Folha de S.Paulo

REVOLUÇÃO RUSSA, 100 Peças trazem olhar feminino do grotesco

Monólogo ‘K.I.’, do russo Daniel Gink, apoia-se em personagem do romance ‘Crime e Castigo’, de Fiódor Dostoiévsk­i

- MARIA LUÍSA BARSANELLI

‘A Guerra Não Tem Rosto de Mulher’, livro da bielorussa Svetlana Aleksiévit­ch, Nobel de Literatura, vira peça

Depois de cumprir seu “dever” de um casamento contra sua vontade, Kátierina Ivânovna, personagem do romance “Crime e Castigo”, de Dostoiévsk­i, desabafa: “Eu me casei chorando e soluçando, mas eu me casei”.

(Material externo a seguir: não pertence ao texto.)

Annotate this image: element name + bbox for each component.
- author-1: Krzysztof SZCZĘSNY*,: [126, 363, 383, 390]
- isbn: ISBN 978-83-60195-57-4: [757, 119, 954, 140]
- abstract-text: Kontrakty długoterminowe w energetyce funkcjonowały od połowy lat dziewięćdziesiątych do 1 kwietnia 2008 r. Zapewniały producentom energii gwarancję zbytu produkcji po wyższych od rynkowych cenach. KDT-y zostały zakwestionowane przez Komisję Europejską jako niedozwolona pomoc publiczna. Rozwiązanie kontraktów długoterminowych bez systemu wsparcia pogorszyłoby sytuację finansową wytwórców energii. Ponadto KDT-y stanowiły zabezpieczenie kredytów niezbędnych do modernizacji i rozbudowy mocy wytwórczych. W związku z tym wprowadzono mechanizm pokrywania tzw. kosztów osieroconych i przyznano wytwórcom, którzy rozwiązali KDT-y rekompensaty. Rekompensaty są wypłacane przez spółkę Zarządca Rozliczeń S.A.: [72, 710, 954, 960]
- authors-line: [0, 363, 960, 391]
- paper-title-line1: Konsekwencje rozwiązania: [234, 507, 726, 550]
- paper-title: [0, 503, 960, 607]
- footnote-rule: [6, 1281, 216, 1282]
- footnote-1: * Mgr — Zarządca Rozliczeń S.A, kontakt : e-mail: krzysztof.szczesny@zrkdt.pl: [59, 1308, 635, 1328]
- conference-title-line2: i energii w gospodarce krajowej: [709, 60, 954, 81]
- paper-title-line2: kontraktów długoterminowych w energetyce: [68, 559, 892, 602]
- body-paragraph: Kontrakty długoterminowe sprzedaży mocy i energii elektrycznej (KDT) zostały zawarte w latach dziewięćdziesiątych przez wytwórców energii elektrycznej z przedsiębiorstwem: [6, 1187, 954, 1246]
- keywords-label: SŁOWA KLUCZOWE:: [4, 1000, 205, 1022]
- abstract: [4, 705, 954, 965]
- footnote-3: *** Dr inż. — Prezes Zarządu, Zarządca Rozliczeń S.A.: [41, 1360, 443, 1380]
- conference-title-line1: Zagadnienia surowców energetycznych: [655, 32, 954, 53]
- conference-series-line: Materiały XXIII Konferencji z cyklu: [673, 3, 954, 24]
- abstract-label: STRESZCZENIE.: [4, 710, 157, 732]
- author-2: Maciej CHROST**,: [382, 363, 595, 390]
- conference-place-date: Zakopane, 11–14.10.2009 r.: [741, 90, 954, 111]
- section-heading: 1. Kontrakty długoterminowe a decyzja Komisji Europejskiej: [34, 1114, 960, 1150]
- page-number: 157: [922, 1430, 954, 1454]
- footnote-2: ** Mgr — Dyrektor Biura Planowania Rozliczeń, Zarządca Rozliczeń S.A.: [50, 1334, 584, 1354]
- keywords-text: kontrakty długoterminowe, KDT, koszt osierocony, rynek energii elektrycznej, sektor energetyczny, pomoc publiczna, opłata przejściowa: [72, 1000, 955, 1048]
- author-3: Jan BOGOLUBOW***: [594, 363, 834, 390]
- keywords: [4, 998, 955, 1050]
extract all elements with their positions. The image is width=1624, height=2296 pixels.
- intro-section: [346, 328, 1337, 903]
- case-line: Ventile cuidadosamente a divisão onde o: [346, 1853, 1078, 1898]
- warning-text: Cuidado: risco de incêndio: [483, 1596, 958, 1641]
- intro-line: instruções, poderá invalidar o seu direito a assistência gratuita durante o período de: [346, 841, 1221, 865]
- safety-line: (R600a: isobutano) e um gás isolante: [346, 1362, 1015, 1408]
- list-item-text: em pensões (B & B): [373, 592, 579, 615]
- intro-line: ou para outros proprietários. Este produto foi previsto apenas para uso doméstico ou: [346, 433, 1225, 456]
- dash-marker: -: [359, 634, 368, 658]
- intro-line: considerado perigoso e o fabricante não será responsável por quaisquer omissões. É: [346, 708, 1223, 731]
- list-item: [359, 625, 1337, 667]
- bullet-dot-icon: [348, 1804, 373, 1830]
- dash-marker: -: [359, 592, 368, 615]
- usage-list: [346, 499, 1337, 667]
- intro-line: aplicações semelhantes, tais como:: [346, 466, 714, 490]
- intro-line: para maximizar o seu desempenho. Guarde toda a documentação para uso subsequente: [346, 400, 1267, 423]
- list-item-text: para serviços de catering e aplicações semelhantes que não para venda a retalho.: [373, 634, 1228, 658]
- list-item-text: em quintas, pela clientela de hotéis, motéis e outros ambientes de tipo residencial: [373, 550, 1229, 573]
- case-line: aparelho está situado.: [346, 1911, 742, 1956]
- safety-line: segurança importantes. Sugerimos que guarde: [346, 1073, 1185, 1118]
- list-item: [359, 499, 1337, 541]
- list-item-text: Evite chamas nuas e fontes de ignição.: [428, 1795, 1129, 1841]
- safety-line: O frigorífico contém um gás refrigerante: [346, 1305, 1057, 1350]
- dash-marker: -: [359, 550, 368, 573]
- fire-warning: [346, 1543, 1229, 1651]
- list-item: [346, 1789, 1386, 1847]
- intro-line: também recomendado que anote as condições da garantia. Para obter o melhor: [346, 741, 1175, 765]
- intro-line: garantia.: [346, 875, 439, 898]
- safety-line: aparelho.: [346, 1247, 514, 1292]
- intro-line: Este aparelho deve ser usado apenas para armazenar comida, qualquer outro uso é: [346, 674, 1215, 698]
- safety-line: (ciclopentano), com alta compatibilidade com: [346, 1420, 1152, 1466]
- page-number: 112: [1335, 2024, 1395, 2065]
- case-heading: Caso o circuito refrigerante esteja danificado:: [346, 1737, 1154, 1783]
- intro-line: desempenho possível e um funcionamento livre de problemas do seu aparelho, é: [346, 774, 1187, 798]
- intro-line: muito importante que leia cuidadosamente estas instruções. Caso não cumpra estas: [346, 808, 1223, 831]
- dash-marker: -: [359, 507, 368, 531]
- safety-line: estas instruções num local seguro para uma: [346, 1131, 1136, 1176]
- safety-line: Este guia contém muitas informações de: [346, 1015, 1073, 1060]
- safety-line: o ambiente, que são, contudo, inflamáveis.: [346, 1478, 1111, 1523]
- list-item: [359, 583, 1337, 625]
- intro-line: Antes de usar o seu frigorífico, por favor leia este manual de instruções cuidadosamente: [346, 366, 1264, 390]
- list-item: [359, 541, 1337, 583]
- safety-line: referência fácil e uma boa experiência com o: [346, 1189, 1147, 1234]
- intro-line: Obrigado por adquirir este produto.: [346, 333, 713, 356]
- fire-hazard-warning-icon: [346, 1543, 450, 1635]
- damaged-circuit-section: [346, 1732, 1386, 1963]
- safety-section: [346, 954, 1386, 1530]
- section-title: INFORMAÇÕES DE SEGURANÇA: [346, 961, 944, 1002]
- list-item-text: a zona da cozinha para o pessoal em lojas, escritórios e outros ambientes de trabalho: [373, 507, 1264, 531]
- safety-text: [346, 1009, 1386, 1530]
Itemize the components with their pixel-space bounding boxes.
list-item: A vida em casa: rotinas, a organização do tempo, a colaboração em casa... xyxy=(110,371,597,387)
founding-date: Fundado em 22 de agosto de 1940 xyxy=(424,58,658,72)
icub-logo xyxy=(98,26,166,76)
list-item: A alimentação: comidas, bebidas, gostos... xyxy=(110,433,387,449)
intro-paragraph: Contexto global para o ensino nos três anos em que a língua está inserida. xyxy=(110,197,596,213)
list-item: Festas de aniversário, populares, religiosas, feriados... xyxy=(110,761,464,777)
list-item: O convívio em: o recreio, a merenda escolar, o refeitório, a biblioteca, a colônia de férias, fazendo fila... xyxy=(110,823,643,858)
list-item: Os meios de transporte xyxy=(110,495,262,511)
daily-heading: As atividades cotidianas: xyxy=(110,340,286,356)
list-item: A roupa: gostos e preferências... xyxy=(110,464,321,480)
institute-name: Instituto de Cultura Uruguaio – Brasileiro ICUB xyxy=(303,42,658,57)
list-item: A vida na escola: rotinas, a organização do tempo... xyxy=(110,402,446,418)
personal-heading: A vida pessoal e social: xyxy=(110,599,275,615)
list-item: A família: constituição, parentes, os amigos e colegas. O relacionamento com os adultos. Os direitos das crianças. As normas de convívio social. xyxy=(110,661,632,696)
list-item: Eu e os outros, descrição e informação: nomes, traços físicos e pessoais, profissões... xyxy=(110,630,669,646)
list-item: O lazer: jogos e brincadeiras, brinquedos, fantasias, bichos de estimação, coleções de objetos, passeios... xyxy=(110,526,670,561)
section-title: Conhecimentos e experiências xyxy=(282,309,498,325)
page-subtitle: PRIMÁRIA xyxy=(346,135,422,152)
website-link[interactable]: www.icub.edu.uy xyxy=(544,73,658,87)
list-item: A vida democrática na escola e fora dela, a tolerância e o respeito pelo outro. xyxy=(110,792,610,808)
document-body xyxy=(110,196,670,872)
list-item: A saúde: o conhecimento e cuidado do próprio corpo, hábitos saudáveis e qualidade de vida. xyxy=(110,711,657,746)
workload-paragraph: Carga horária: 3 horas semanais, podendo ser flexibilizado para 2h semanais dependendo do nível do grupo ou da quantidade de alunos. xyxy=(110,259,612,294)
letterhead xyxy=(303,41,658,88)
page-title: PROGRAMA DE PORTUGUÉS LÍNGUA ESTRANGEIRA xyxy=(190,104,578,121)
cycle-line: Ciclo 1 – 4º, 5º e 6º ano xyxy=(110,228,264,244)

Na peça “K.I.”, do russo Daniel Gink, Kátierina vira protagonis­ta e fala da sua condição: integrante de uma família abastada, é abandonada e destituída de tudo por perseguir uma paixão que os familiares desaprovam.

O monólogo, que ganha encenação brasileira pela Cia. da Memória, inaugura um projeto do grupo chamado Pentalogia do Feminino, com encenação de cinco peças que trazem olhares de mulheres.

O trabalho se une a outro espetáculo, também em cartaz em São Paulo, no retrato do olhar feminino sobre a violência e o grotesco: “A Guerra Não Tem Rosto de Mulher” é a versão teatral do livro de Svetlana Aleksiévit­ch, em que a escritora bielorrusa, Nobel de Literatura, reúne relatos de mulheres soviéticas que lutaram na Segunda Guerra.

Marina Tenório, que dirige “K.I” ao lado de Ruy Cortez, diz que a ideia é rever a questão da mulher em diversos períodos e classes, ressaltand­o essas “personagen­s cindidas”.

“As mulheres pagavam um preço alto”, continua Ondina Cais, que atua no monólogo. “Ela [Kátierina] quer justiça, liberdade, essa busca louca.”

A “loucura” do discurso foi o que atraiu a atriz e produtora Carolyna Aguiar à obra de Aleksiévit­ch. Ela conheceu a bielorruss­a na Flip (Festa Literária Internacio­nal de Paraty) do ano passado e decidiu transforma­r o livro em peça.

A atriz conta que chamou a sua atenção “a resiliênci­a dessas mulheres”, que trazem relatos como “a minha vontade de viver me salvou”; ou “antes tínhamos medo da morte, agora, da vida”.

Mas, para o diretor Marcello Bosschar, os relatos de guerra e morte são uma forma de “valorizar a vida”.